Education is priceless. Or so I’ve been told.

The Washington Post recently published an article about UVA citing evidence that a “watch list” of students who come from families that make substantial donations to the University. This list is managed by the advancement office, which does not directly influence the decisions made by the admissions office.

I could go into the details of the article, what was found in the leaked watch list. But I’m not going to. If you’d like to brush up on the facts, check out the Washington Post article.

Rather, I’d like to take a moment to share my thoughts as your average Wahoo: one who enjoys the Rotunda on a beautiful day, who abuses the fro-yo machine in every dining hall, who spends some late nights lost in the maze that is the Grandmarc parking lot and others withering away in Clem cramming for exams.

There’s compelling evidence for the existence of the list. In fact, the Washington Post included scans of some of the documents (there’s a link to them at the end of the Post article). The idea that children of current and potential donors are given certain consideration during college admission is not a new one. UVA isn’t the first selective university to be called into question for this either.

Schools deemed to be “most selective” have historically associated themselves greatly with students that come from affluent families; but correlation by no means implies causation.

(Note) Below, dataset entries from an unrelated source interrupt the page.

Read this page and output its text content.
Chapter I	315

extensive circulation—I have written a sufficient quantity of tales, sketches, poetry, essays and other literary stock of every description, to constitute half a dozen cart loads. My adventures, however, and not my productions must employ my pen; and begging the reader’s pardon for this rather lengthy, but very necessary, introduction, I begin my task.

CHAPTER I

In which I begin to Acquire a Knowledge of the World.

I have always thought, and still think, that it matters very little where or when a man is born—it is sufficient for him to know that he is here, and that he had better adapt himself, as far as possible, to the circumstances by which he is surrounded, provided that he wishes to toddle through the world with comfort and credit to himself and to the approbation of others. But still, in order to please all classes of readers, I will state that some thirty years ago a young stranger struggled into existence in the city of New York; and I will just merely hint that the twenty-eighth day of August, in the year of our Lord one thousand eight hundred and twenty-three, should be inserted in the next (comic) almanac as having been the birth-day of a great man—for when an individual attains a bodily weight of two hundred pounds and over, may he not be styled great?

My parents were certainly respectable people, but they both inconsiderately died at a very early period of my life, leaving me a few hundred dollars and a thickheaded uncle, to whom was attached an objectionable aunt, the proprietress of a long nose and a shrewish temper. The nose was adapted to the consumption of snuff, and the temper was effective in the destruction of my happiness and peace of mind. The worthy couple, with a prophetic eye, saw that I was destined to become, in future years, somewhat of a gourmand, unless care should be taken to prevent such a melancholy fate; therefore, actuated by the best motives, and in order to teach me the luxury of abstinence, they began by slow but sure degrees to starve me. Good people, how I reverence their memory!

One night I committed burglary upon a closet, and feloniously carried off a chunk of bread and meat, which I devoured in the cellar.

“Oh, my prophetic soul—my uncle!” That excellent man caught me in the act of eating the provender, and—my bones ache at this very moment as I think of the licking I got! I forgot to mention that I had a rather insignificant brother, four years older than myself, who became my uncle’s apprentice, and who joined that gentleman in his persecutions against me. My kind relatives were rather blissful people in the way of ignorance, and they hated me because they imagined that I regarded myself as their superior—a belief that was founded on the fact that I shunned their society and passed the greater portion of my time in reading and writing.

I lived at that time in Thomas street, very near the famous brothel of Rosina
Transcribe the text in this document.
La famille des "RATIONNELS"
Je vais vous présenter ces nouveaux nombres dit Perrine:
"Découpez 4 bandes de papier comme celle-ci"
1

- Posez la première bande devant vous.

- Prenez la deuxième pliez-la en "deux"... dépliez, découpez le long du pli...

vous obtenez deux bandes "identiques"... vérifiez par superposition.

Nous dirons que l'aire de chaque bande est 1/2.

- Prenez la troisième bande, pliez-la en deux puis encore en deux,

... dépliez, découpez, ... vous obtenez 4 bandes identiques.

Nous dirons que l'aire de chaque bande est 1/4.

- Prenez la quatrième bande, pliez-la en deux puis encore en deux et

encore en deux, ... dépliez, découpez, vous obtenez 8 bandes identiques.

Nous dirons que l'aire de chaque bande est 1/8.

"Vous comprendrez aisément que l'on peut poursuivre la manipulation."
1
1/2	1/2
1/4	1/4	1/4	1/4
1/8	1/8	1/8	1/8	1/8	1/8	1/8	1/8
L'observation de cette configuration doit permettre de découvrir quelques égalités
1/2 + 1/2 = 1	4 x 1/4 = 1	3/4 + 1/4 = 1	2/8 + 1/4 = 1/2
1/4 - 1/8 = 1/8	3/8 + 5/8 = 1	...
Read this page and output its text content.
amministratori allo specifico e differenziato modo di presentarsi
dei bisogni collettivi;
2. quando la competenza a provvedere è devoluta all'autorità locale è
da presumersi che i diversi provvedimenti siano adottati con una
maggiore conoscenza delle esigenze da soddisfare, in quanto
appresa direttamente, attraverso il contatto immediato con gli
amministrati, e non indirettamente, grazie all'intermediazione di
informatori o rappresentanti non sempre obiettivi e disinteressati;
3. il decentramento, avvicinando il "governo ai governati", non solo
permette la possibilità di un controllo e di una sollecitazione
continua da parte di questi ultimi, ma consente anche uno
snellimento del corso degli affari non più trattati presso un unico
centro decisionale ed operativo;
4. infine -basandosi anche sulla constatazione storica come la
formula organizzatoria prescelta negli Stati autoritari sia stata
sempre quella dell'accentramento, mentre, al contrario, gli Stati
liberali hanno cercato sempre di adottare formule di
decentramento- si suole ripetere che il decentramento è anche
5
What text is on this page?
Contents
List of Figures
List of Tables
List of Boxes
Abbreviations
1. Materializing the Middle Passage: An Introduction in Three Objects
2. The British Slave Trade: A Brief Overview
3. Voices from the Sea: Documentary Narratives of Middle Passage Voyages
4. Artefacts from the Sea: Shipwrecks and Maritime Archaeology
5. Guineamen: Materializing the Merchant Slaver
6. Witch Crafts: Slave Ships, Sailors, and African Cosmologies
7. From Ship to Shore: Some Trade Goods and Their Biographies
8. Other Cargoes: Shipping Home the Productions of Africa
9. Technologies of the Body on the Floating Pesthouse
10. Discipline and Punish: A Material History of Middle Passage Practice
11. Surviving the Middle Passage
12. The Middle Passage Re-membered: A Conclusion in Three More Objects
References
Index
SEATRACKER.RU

I am grateful to the donors of this public university that I know and love, regardless of their intention. Contrary to archetypical sayings, higher education comes at a price, one that not everybody can afford. I know I couldn’t if it hadn’t been for scholarship money. So I like to think that donations to the University, though potentially giving an advantage to students who come from wealthy families, first and foremost make both physical and monetary resources available to the entire student body.

There is no definitive evidence that the “watch list” actually impacts the Office of Admissions’ decisions. So to claim that admission can be bought isn’t entirely warranted. Some may argue that it’s rather entirely unwarranted. As for the prospective students whose admission may or may not be swayed by closed-door factors, it comes as no surprise that having connections has its benefits. The correlation then, is unsurprising.

Back in high school, it used to anger me that someone with money or with a legacy status  could get into a school when I spent virtually four years glued to textbooks. But that’s not a fair assumption to make; implications of correlations are hard to prove. Quite honestly I’m tired of trying to. At the end of the day, I’m happy I’m here and I’m going to make the most of my time here.